Quitting porn, blocking blue light, eating meat, eating raw food, fasting, lifting, running, cutting PUFAs, no sugar, caloric restriction, ice baths, nofap, regular sleeping practices, cutting saturated fat, keto, paleo diet, getting sun exposure, and peating.
Some of these things probably improve your health, but not everybody is built for them.
For example, I find restricting caloric intake, eating a varied diet, avoiding recreational drugs, and exercising regularly to be easy. But I cannot restrict the range of foods I eat, sleep at normal hours, restrict technology use, or jog to save my life. Based on my anecdotal experience, others also differ in their ability to comply with habits.
There is also the question of value — if popular habits are selected for ease and effectiveness, there will be an observed negative correlation between how easy a habit is and how effective it is. The correlation is still imperfect, as there are effective but easy habits like brushing teeth, and hard but ineffective habits like cutting saturated fat (check overall mortality. zero effect).

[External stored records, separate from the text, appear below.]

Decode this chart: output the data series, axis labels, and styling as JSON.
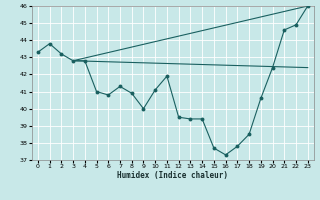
{
  "xlabel": "Humidex (Indice chaleur)",
  "xlim": [
    -0.5,
    23.5
  ],
  "ylim": [
    37,
    46
  ],
  "yticks": [
    37,
    38,
    39,
    40,
    41,
    42,
    43,
    44,
    45,
    46
  ],
  "xticks": [
    0,
    1,
    2,
    3,
    4,
    5,
    6,
    7,
    8,
    9,
    10,
    11,
    12,
    13,
    14,
    15,
    16,
    17,
    18,
    19,
    20,
    21,
    22,
    23
  ],
  "bg_color": "#c8e8e8",
  "line_color": "#1a6060",
  "grid_color": "#ffffff",
  "main_line": {
    "x": [
      0,
      1,
      2,
      3,
      4,
      5,
      6,
      7,
      8,
      9,
      10,
      11,
      12,
      13,
      14,
      15,
      16,
      17,
      18,
      19,
      20,
      21,
      22,
      23
    ],
    "y": [
      43.3,
      43.8,
      43.2,
      42.8,
      42.8,
      41.0,
      40.8,
      41.3,
      40.9,
      40.0,
      41.1,
      41.9,
      39.5,
      39.4,
      39.4,
      37.7,
      37.3,
      37.8,
      38.5,
      40.6,
      42.4,
      44.6,
      44.9,
      46.0
    ]
  },
  "straight_line_upper": {
    "x": [
      3,
      23
    ],
    "y": [
      42.8,
      46.0
    ]
  },
  "straight_line_lower": {
    "x": [
      3,
      23
    ],
    "y": [
      42.8,
      42.4
    ]
  }
}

That said, to maximize well-being, it would be best to select the habits for ease and effectiveness — I suspect cutting out all refined sugars would increase overall health, but sugar tastes good, so that must be factored into the utility function as well.
These health influencers are not just crazy, but aggressive and try to guilt you into doing things. I suspect that there is a market that these influencers are trying to appeal to — a low agency or submissive person who wants there to be a strong authority figure to tell them to do things. They can play at that exchange if they want, but I’ll stay away from it.
II.
Paul Skallas had a similar take in his piece The Unbearable Sadness of the Health Influencer:
However, what you often encounter with health influencers is a descent into madness that borders on parody. It seems this phenomenon is more rampant in the health sphere than in others. You'll come across a tweet that's garnered thousands of likes and is taken at face value, yet it teeters on the edge of being a complete joke.
He then grouped Bryan Johnson with the other health influencers. That was a mistake.
I find Bryan more amusing and admirable — he’s a bit of a psycho, has been his entire adult life, but does not intend to hide that. His journey for immortality is not analogous to the Faustian bargain, but quite literally the tale itself. Unfortunately, he’s prbably not going to reach it.
He says his pace of aging is .69 - it’s difficult to convert that statistic into an estimate of mortality but he did say what that was in percentile notation - the 96th percentile of 46 year olds. Assuming a 1 to 1 relationship between pace of aging and life expectancy, Bryan Johnson should be expected to live about 17 years longer than he normally should.
In terms of personality and social effectiveness, he’s superior to the rest of the pack. He’s simply communicating what he is doing — not trying to force anybody into it or trying too hard to get people to buy into it. And I can respect that. I, myself, am imitating a lot of what he is doing.
regarding resistance training, there is evidence that you dont need that much of it (once or twice per week for maybe 20 minutes) if you do it in the correct manner, i.e. lifting weights slowly and controlled and doing one set to momentary muscular failure using just a few basic compound exercises: https://www.researchgate.net/publication/348824509_Long-term_time-course_of_strength_adaptation_to_minimal_dose_resistance_training_Retrospective_longitudinal_growth_modelling_of_a_large_cohort_through_training_records
this type of resistance training also doubles as cardio due to its high intensity btw
Being into the Race Realism stuff makes you reconsider a lot of health advice, because you realize just how much pundits arbitrarily pick the direction of causality and don't control for jack.
NoFap is a big example of this. I mean, I agree that you shouldn't be jerkin' your gherkin all the time, but is fapping actually frying your brain and your balls? Or is it that there is a certain profile of people which gets addicted to fapping? I would intuitively go with the latter based on the experiences I have had getting "pilled" on HBD stuff (not just between races, but also between individuals). This is true for some more left-wing health advice too, possibly even moreso. Like, "meat eaters are more unhealthy, ergo eating meat is unhealthy".